# Bem vs boa



## Carlospalmar

Olá:

Agradeço qualquer ajuda sobre o uso de "bem" e "boa"

Está certo dizer em português: "Sua resposta está bem" no sentido de sua resposta está certa, está bem contestada.? Ou devo dizer "Sua resposta esta boa"? O texto é uma prova. 
Em castelhano (espanhol) Posso dizer "Su respuesta está bien. = não tem erros. O oposto seria "Su respuesta está mal, (está incorrecta,)  É igual em português ou é diferente?

Obrigado por sua ajuda.

Carlos


----------



## Vanda

Carlospalmar said:


> Olá:
> 
> Agradeço qualquer ajuda sobre o uso de "bem" e "boa"
> 
> Está certo dizer em português: "Sua resposta está bem" no sentido de sua resposta está certa, está bem contestada.? Ou devo dizer "Sua resposta esta boa"? O texto é uma prova.
> Em castelhano (espanhol) Posso dizer "Su respuesta está bien. = não tem erros. O oposto seria "Su respuesta está mal, (está incorrecta,)  É igual em português ou é diferente?
> 
> Obrigado por sua ajuda.
> 
> Carlos



Diria que é igual. Depende da intenção do falante. Se eu digo: s_ua resposta está bem,_ estou querendo deixar implícito que está correta,  que a resposta é válida. O mesmo para a resposta boa oposta à ruim.


----------



## Carlospalmar

Vanda said:


> Diria que é igual. Depende da intenção do falante. Se eu digo: s_ua resposta está bem,_ estou querendo deixar implícito que está correta, que a resposta é válida. O mesmo para a resposta boa oposta à ruim.


 
Obrigado Vanda,

Acontece que alguém me disse que o certo seria "sua resposta está boa" e não "sua resposta está bem" como eu falei. A razão é me disseram, que "bem" é adverbio e que preciso de um adjetivo no caso "boa" para modificar o substantivo "resposta". 
Aguardo sua opinião.

Obrigado.

Carlos


----------



## Vanda

Mas, observe que eu disse que depende da intenção do falante.
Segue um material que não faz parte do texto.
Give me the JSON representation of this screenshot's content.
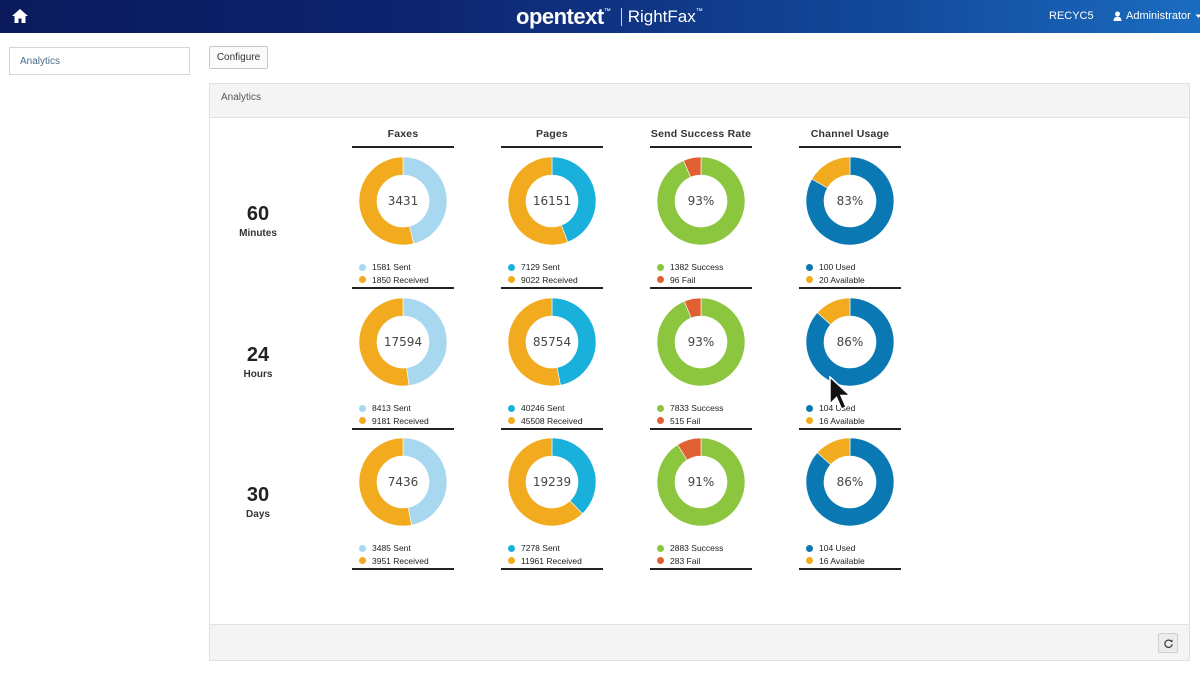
{
  "header": {
    "brand": "opentext",
    "product": "RightFax",
    "trademark": "™",
    "server": "RECYC5",
    "user": "Administrator"
  },
  "nav": {
    "items": [
      {
        "label": "Analytics"
      }
    ]
  },
  "toolbar": {
    "configure_label": "Configure"
  },
  "panel": {
    "title": "Analytics"
  },
  "columns": [
    {
      "label": "Faxes"
    },
    {
      "label": "Pages"
    },
    {
      "label": "Send Success Rate"
    },
    {
      "label": "Channel Usage"
    }
  ],
  "rows": [
    {
      "num": "60",
      "unit": "Minutes"
    },
    {
      "num": "24",
      "unit": "Hours"
    },
    {
      "num": "30",
      "unit": "Days"
    }
  ],
  "colors": {
    "faxes_sent": "#a8d8ef",
    "received": "#f2ab1e",
    "pages_sent": "#1ab0dc",
    "success": "#8cc63f",
    "fail": "#e06032",
    "used": "#0a79b3",
    "available": "#f2ab1e"
  },
  "chart_data": [
    {
      "type": "pie",
      "title": "Faxes",
      "row": "60 Minutes",
      "center": "3431",
      "series": [
        {
          "name": "Sent",
          "value": 1581,
          "label": "1581 Sent",
          "color": "#a8d8ef"
        },
        {
          "name": "Received",
          "value": 1850,
          "label": "1850 Received",
          "color": "#f2ab1e"
        }
      ]
    },
    {
      "type": "pie",
      "title": "Pages",
      "row": "60 Minutes",
      "center": "16151",
      "series": [
        {
          "name": "Sent",
          "value": 7129,
          "label": "7129 Sent",
          "color": "#1ab0dc"
        },
        {
          "name": "Received",
          "value": 9022,
          "label": "9022 Received",
          "color": "#f2ab1e"
        }
      ]
    },
    {
      "type": "pie",
      "title": "Send Success Rate",
      "row": "60 Minutes",
      "center": "93%",
      "series": [
        {
          "name": "Success",
          "value": 1382,
          "label": "1382 Success",
          "color": "#8cc63f"
        },
        {
          "name": "Fail",
          "value": 96,
          "label": "96 Fail",
          "color": "#e06032"
        }
      ]
    },
    {
      "type": "pie",
      "title": "Channel Usage",
      "row": "60 Minutes",
      "center": "83%",
      "series": [
        {
          "name": "Used",
          "value": 100,
          "label": "100 Used",
          "color": "#0a79b3"
        },
        {
          "name": "Available",
          "value": 20,
          "label": "20 Available",
          "color": "#f2ab1e"
        }
      ]
    },
    {
      "type": "pie",
      "title": "Faxes",
      "row": "24 Hours",
      "center": "17594",
      "series": [
        {
          "name": "Sent",
          "value": 8413,
          "label": "8413 Sent",
          "color": "#a8d8ef"
        },
        {
          "name": "Received",
          "value": 9181,
          "label": "9181 Received",
          "color": "#f2ab1e"
        }
      ]
    },
    {
      "type": "pie",
      "title": "Pages",
      "row": "24 Hours",
      "center": "85754",
      "series": [
        {
          "name": "Sent",
          "value": 40246,
          "label": "40246 Sent",
          "color": "#1ab0dc"
        },
        {
          "name": "Received",
          "value": 45508,
          "label": "45508 Received",
          "color": "#f2ab1e"
        }
      ]
    },
    {
      "type": "pie",
      "title": "Send Success Rate",
      "row": "24 Hours",
      "center": "93%",
      "series": [
        {
          "name": "Success",
          "value": 7833,
          "label": "7833 Success",
          "color": "#8cc63f"
        },
        {
          "name": "Fail",
          "value": 515,
          "label": "515 Fail",
          "color": "#e06032"
        }
      ]
    },
    {
      "type": "pie",
      "title": "Channel Usage",
      "row": "24 Hours",
      "center": "86%",
      "series": [
        {
          "name": "Used",
          "value": 104,
          "label": "104 Used",
          "color": "#0a79b3"
        },
        {
          "name": "Available",
          "value": 16,
          "label": "16 Available",
          "color": "#f2ab1e"
        }
      ]
    },
    {
      "type": "pie",
      "title": "Faxes",
      "row": "30 Days",
      "center": "7436",
      "series": [
        {
          "name": "Sent",
          "value": 3485,
          "label": "3485 Sent",
          "color": "#a8d8ef"
        },
        {
          "name": "Received",
          "value": 3951,
          "label": "3951 Received",
          "color": "#f2ab1e"
        }
      ]
    },
    {
      "type": "pie",
      "title": "Pages",
      "row": "30 Days",
      "center": "19239",
      "series": [
        {
          "name": "Sent",
          "value": 7278,
          "label": "7278 Sent",
          "color": "#1ab0dc"
        },
        {
          "name": "Received",
          "value": 11961,
          "label": "11961 Received",
          "color": "#f2ab1e"
        }
      ]
    },
    {
      "type": "pie",
      "title": "Send Success Rate",
      "row": "30 Days",
      "center": "91%",
      "series": [
        {
          "name": "Success",
          "value": 2883,
          "label": "2883 Success",
          "color": "#8cc63f"
        },
        {
          "name": "Fail",
          "value": 283,
          "label": "283 Fail",
          "color": "#e06032"
        }
      ]
    },
    {
      "type": "pie",
      "title": "Channel Usage",
      "row": "30 Days",
      "center": "86%",
      "series": [
        {
          "name": "Used",
          "value": 104,
          "label": "104 Used",
          "color": "#0a79b3"
        },
        {
          "name": "Available",
          "value": 16,
          "label": "16 Available",
          "color": "#f2ab1e"
        }
      ]
    }
  ]
}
Se a intenção é dizer que está bem no sentido de boa/correta/adequada, a elipse é entendida pelo ouvinte dentro do contexto; ele vai saber exatamente que sentido o falante quis dar. Não é o caso dum texto escrito. 
Não existe erro na fala dum nativo, a não ser que ele fale _pedra_ para significar _água _ou use uma estrutura que não faz sentido na língua, diz-nos a lingüística. Vocês não fazem o mesmo com o espanhol, conforme entendi do seu 1. post?


----------



## Carlospalmar

Vanda said:


> Mas, observe que eu disse que depende da intenção do falante. Se a intenção é dizer que está bem no sentido de boa/correta/adequada, a elipse é entendida pelo ouvinte dentro do contexto; ele vai saber exatamente que sentido o falante quis dar. Não é o caso dum texto escrito.
> Não existe erro na fala dum nativo, a não ser que ele fale _pedra_ para significar _água _ou use uma estrutura que não faz sentido na língua, diz-nos a lingüística. Vocês não fazem o mesmo com o espanhol, conforme entendi do seu 1. post?


 
Obrigado:

Vanda, concordo plenamente com você. Coloquei meu post, porque fiquei confundido quando foi corrgido, e quería ter as opiniões de outros nativos do português. 
Em castelhano se dizer "Su respuesta está buena" fica estranho porque "buena" não seria usado no sentido de correta numa prova. Talvez possa dizer "Su respuesta fue buena" no sentido de "você deu seu merecido a quem fez essa pergunta, mas ai o sentido é outro como já falou.
Mais uma vez obrigado.

Carlos


----------



## Naticruz

Carlospalmar said:


> Olá:
> 
> Agradeço qualquer ajuda sobre o uso de "bem" e "boa"
> 
> Está certo dizer em português: "Sua resposta está bem" no sentido de sua resposta está certa, está bem contestada.? Ou devo dizer "Sua resposta esta boa"? O texto é uma prova.
> Em castelhano (espanhol) Posso dizer "Su respuesta está bien. = não tem erros. O oposto seria "Su respuesta está mal, (está incorrecta,) É igual em português ou é diferente?
> 
> Obrigado por sua ajuda.
> 
> Carlos


*Creo que lo correcto es «sua resposta está bem» Pienso que con boa debería ser «sua resposta é boa» y no está. Es sólo una opinión muy personal. No tengo apoyo técnico a apoyarla .*

*En el primer caso tenemos un adverbio; en el segundo tenemos un adjectivo. Pienso que se consideramos «está boa», la palabra boa, aquí, deja de ser un adjectivo para indicar el modo como está.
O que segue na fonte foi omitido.